Additional Regulatory Requirements for Crypto Custodians Imposed by MiCAR
MiCAR will impose some additional regulatory obligations on crypto custodians. For example, under the MiCAR regulatory regime, crypto custodians will in particular have to ensure that the crypto assets they hold for clients are kept strictly segregated from their own crypto assets. Such segregation of client assets is currently not regulated in the German KWG for crypto custodians, even though the legislator has already proposed corresponding provisions also for national law in the first draft bill for the Future Financing Act. It can therefore be assumed that the German legislator intends to introduce the obligation to segregate customers’ crypto assets under supervisory law in any case. However, it is not yet clear whether the adjustments will actually be made to the German KWG as currently envisaged or whether the legislator will perspectively opt for a departure from the national special regulation for crypto custodians. In the latter case, the obligation to segregate client assets would follow directly from MiCAR. However, abandoning the regulation of crypto custodians via the German KWG could lead to the corresponding institutions being in a worse position than they are with their current BaFin license.

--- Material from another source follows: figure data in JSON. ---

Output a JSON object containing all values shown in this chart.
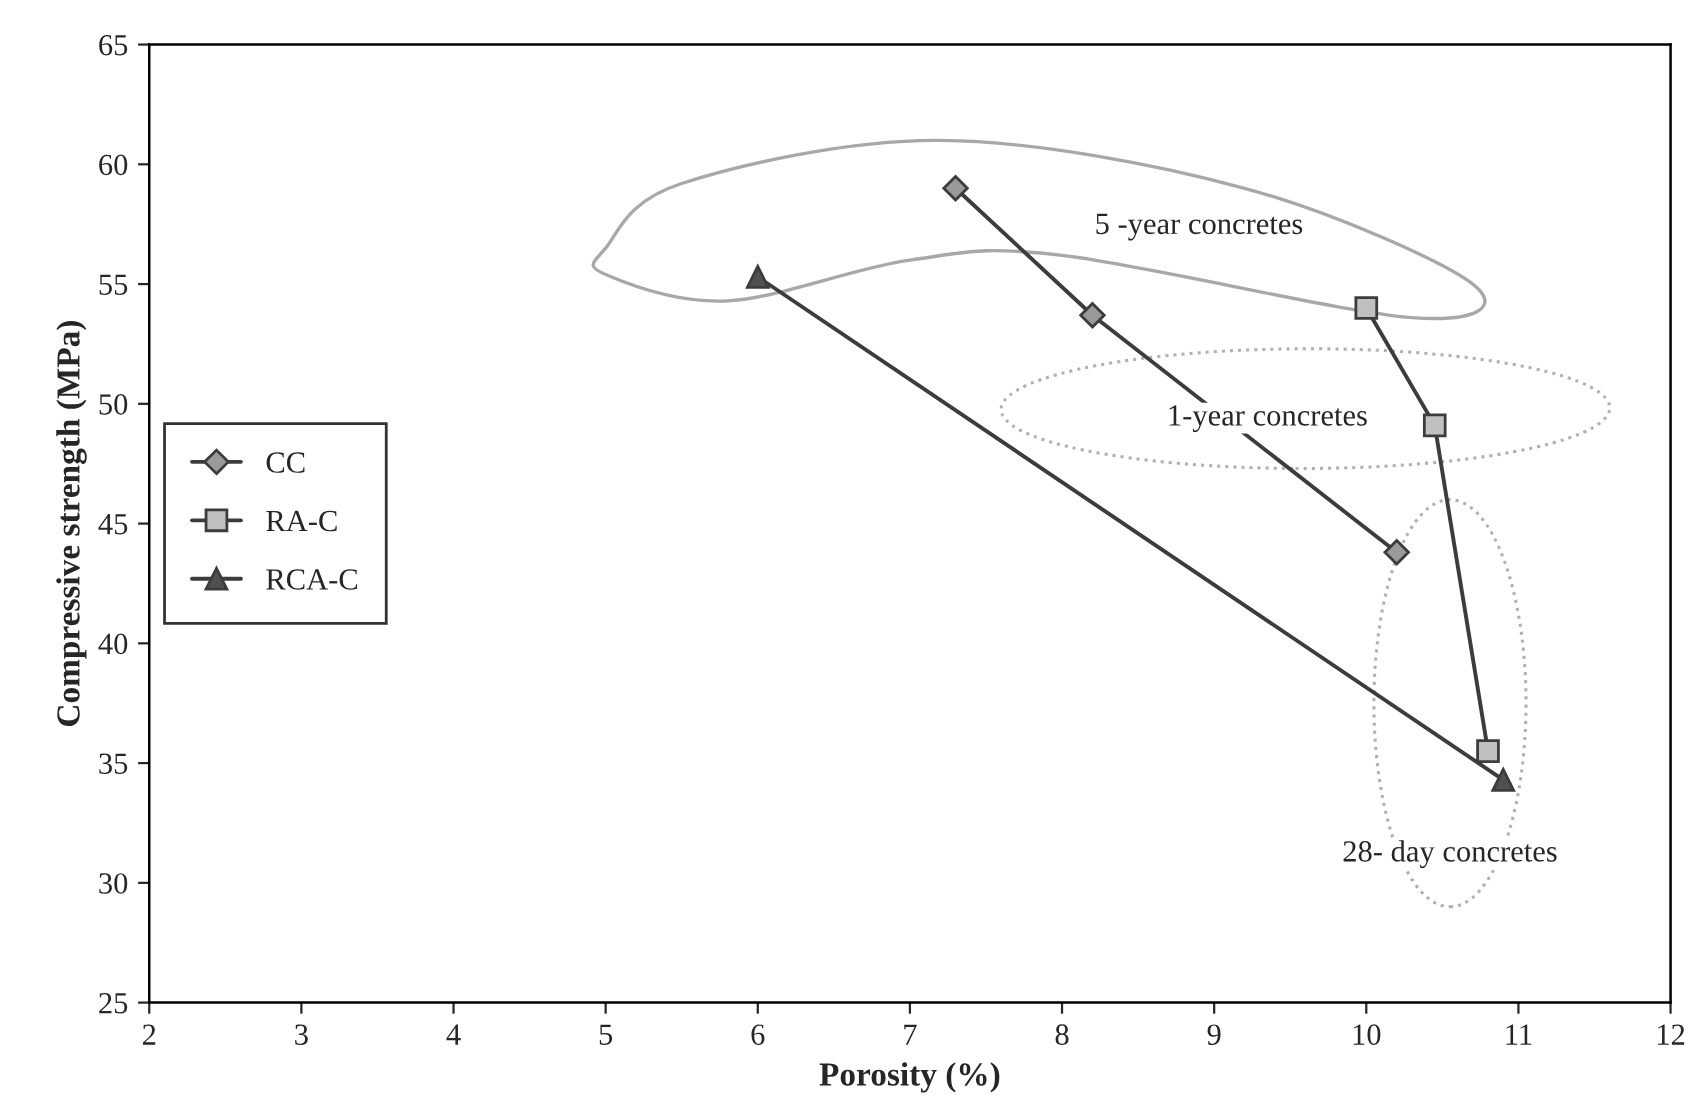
{
  "chart_data": {
    "type": "line",
    "xlabel": "Porosity (%)",
    "ylabel": "Compressive strength (MPa)",
    "series": [
      {
        "name": "CC",
        "color": "#9a9a9a",
        "marker": "diamond",
        "x": [
          7.3,
          8.2,
          10.2
        ],
        "values": [
          59,
          53.7,
          43.8
        ]
      },
      {
        "name": "RA-C",
        "color": "#c0c0c0",
        "marker": "square",
        "x": [
          10.0,
          10.45,
          10.8
        ],
        "values": [
          54,
          49.1,
          35.5
        ]
      },
      {
        "name": "RCA-C",
        "color": "#505050",
        "marker": "triangle",
        "x": [
          6.0,
          10.9
        ],
        "values": [
          55.3,
          34.3
        ]
      }
    ],
    "xlim": [
      2,
      12
    ],
    "xticks": [
      2,
      3,
      4,
      5,
      6,
      7,
      8,
      9,
      10,
      11,
      12
    ],
    "ylim": [
      25,
      65
    ],
    "yticks": [
      25,
      30,
      35,
      40,
      45,
      50,
      55,
      60,
      65
    ],
    "grid": false,
    "legend": "left",
    "line_style": "solid",
    "annotations": [
      "5 -year concretes",
      "1-year concretes",
      "28- day concretes"
    ]
  }
}
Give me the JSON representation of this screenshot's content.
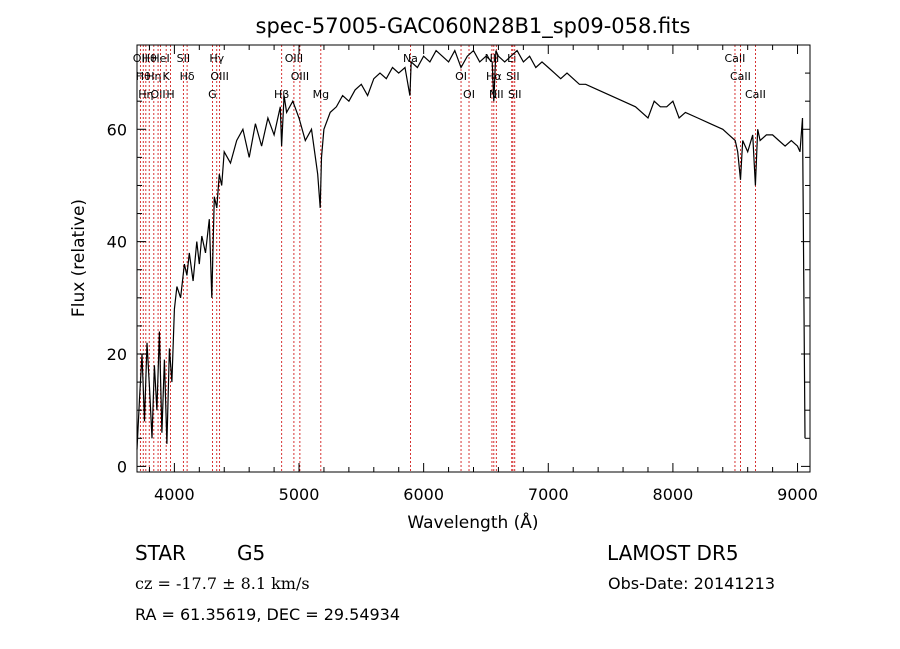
{
  "chart_data": {
    "type": "line",
    "title": "spec-57005-GAC060N28B1_sp09-058.fits",
    "xlabel": "Wavelength (Å)",
    "ylabel": "Flux (relative)",
    "xlim": [
      3700,
      9100
    ],
    "ylim": [
      -1,
      75
    ],
    "xticks": [
      4000,
      5000,
      6000,
      7000,
      8000,
      9000
    ],
    "yticks": [
      0,
      20,
      40,
      60
    ],
    "grid": false,
    "line_color": "#000000",
    "marker_color": "#cc0000",
    "series": [
      {
        "x": [
          3700,
          3720,
          3740,
          3760,
          3780,
          3800,
          3820,
          3840,
          3860,
          3880,
          3900,
          3920,
          3940,
          3960,
          3980,
          4000,
          4020,
          4050,
          4080,
          4100,
          4120,
          4150,
          4180,
          4200,
          4220,
          4250,
          4280,
          4300,
          4320,
          4340,
          4360,
          4380,
          4400,
          4450,
          4500,
          4550,
          4600,
          4650,
          4700,
          4750,
          4800,
          4850,
          4860,
          4880,
          4900,
          4950,
          5000,
          5050,
          5100,
          5150,
          5170,
          5180,
          5200,
          5250,
          5300,
          5350,
          5400,
          5450,
          5500,
          5550,
          5600,
          5650,
          5700,
          5750,
          5800,
          5850,
          5890,
          5900,
          5950,
          6000,
          6050,
          6100,
          6150,
          6200,
          6250,
          6300,
          6350,
          6400,
          6450,
          6500,
          6550,
          6563,
          6580,
          6600,
          6650,
          6700,
          6750,
          6800,
          6850,
          6900,
          6950,
          7000,
          7050,
          7100,
          7150,
          7200,
          7250,
          7300,
          7400,
          7500,
          7600,
          7700,
          7800,
          7850,
          7900,
          7950,
          8000,
          8050,
          8100,
          8200,
          8300,
          8400,
          8450,
          8500,
          8520,
          8542,
          8560,
          8600,
          8640,
          8662,
          8680,
          8700,
          8750,
          8800,
          8850,
          8900,
          8950,
          9000,
          9020,
          9040,
          9060
        ],
        "y": [
          3,
          12,
          20,
          8,
          22,
          14,
          5,
          18,
          10,
          24,
          6,
          19,
          4,
          21,
          15,
          28,
          32,
          30,
          36,
          34,
          38,
          33,
          40,
          36,
          41,
          38,
          44,
          30,
          48,
          46,
          52,
          50,
          56,
          54,
          58,
          60,
          55,
          61,
          57,
          62,
          59,
          64,
          57,
          66,
          63,
          65,
          62,
          58,
          60,
          52,
          46,
          55,
          60,
          63,
          64,
          66,
          65,
          67,
          68,
          66,
          69,
          70,
          69,
          71,
          70,
          71,
          66,
          72,
          71,
          73,
          72,
          74,
          73,
          72,
          74,
          71,
          73,
          74,
          72,
          73,
          72,
          65,
          74,
          73,
          72,
          73,
          74,
          72,
          73,
          71,
          72,
          71,
          70,
          69,
          70,
          69,
          68,
          68,
          67,
          66,
          65,
          64,
          62,
          65,
          64,
          64,
          65,
          62,
          63,
          62,
          61,
          60,
          59,
          58,
          56,
          51,
          58,
          56,
          59,
          50,
          60,
          58,
          59,
          59,
          58,
          57,
          58,
          57,
          56,
          62,
          5
        ]
      }
    ],
    "lines": [
      {
        "x": 3727,
        "labels": [
          "OII"
        ]
      },
      {
        "x": 3750,
        "labels": [
          "Hθ"
        ]
      },
      {
        "x": 3771,
        "labels": [
          "Hη"
        ]
      },
      {
        "x": 3798,
        "labels": [
          "Hθ"
        ]
      },
      {
        "x": 3835,
        "labels": [
          "Hη"
        ]
      },
      {
        "x": 3869,
        "labels": [
          "OII"
        ]
      },
      {
        "x": 3889,
        "labels": [
          "HeI"
        ]
      },
      {
        "x": 3934,
        "labels": [
          "K"
        ]
      },
      {
        "x": 3969,
        "labels": [
          "H"
        ]
      },
      {
        "x": 4072,
        "labels": [
          "SII"
        ]
      },
      {
        "x": 4102,
        "labels": [
          "Hδ"
        ]
      },
      {
        "x": 4305,
        "labels": [
          "G"
        ]
      },
      {
        "x": 4340,
        "labels": [
          "Hγ"
        ]
      },
      {
        "x": 4363,
        "labels": [
          "OIII"
        ]
      },
      {
        "x": 4861,
        "labels": [
          "Hβ"
        ]
      },
      {
        "x": 4959,
        "labels": [
          "OIII"
        ]
      },
      {
        "x": 5007,
        "labels": [
          "OIII"
        ]
      },
      {
        "x": 5175,
        "labels": [
          "Mg"
        ]
      },
      {
        "x": 5894,
        "labels": [
          "Na"
        ]
      },
      {
        "x": 6300,
        "labels": [
          "OI"
        ]
      },
      {
        "x": 6364,
        "labels": [
          "OI"
        ]
      },
      {
        "x": 6548,
        "labels": [
          "NII"
        ]
      },
      {
        "x": 6563,
        "labels": [
          "Hα"
        ]
      },
      {
        "x": 6583,
        "labels": [
          "NII"
        ]
      },
      {
        "x": 6707,
        "labels": [
          "Li"
        ]
      },
      {
        "x": 6716,
        "labels": [
          "SII"
        ]
      },
      {
        "x": 6731,
        "labels": [
          "SII"
        ]
      },
      {
        "x": 8498,
        "labels": [
          "CaII"
        ]
      },
      {
        "x": 8542,
        "labels": [
          "CaII"
        ]
      },
      {
        "x": 8662,
        "labels": [
          "CaII"
        ]
      }
    ]
  },
  "info": {
    "class_label": "STAR",
    "subclass": "G5",
    "survey": "LAMOST DR5",
    "cz": "cz = -17.7 ± 8.1 km/s",
    "obs_date": "Obs-Date: 20141213",
    "radec": "RA =  61.35619, DEC =  29.54934"
  }
}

Crypto Custody of Security Token not Possible under MiCAR
According to the German KWG, tokenized securities that qualify as securities in the sense of MiFID2 are also considered to be crypto assets. As a result, no custodian bank license is required for the custody of securities represented in crypto securities, but merely a BaFin license for crypto custody under the KWG. The reason for this is that a custodian bank license is only required for securities that are covered by the German Securities Deposit Act. This is not the case for tokenized securities because they lack the required certification in a physical document. Under the MiCAR regulatory regime, however, securities as defined by MiFID2 are specifically not covered as crypto assets. Rather, they are to continue to be exclusively covered by the MiFID2 regulation. As a consequence, the custody of tokenized securities using a MiCAR license for crypto custody will not be possible. Therefore, if the German legislator were to abolish the national regulation of crypto custodians under the KWG without replacement, the crypto custodians already supervised by BaFin under the KWG would be deprived of the possibility to also hold security tokens in custody for their clients. The German legislator will have to take this aspect into account when adapting the national regulation with regard to the upcoming validity of MiCAR.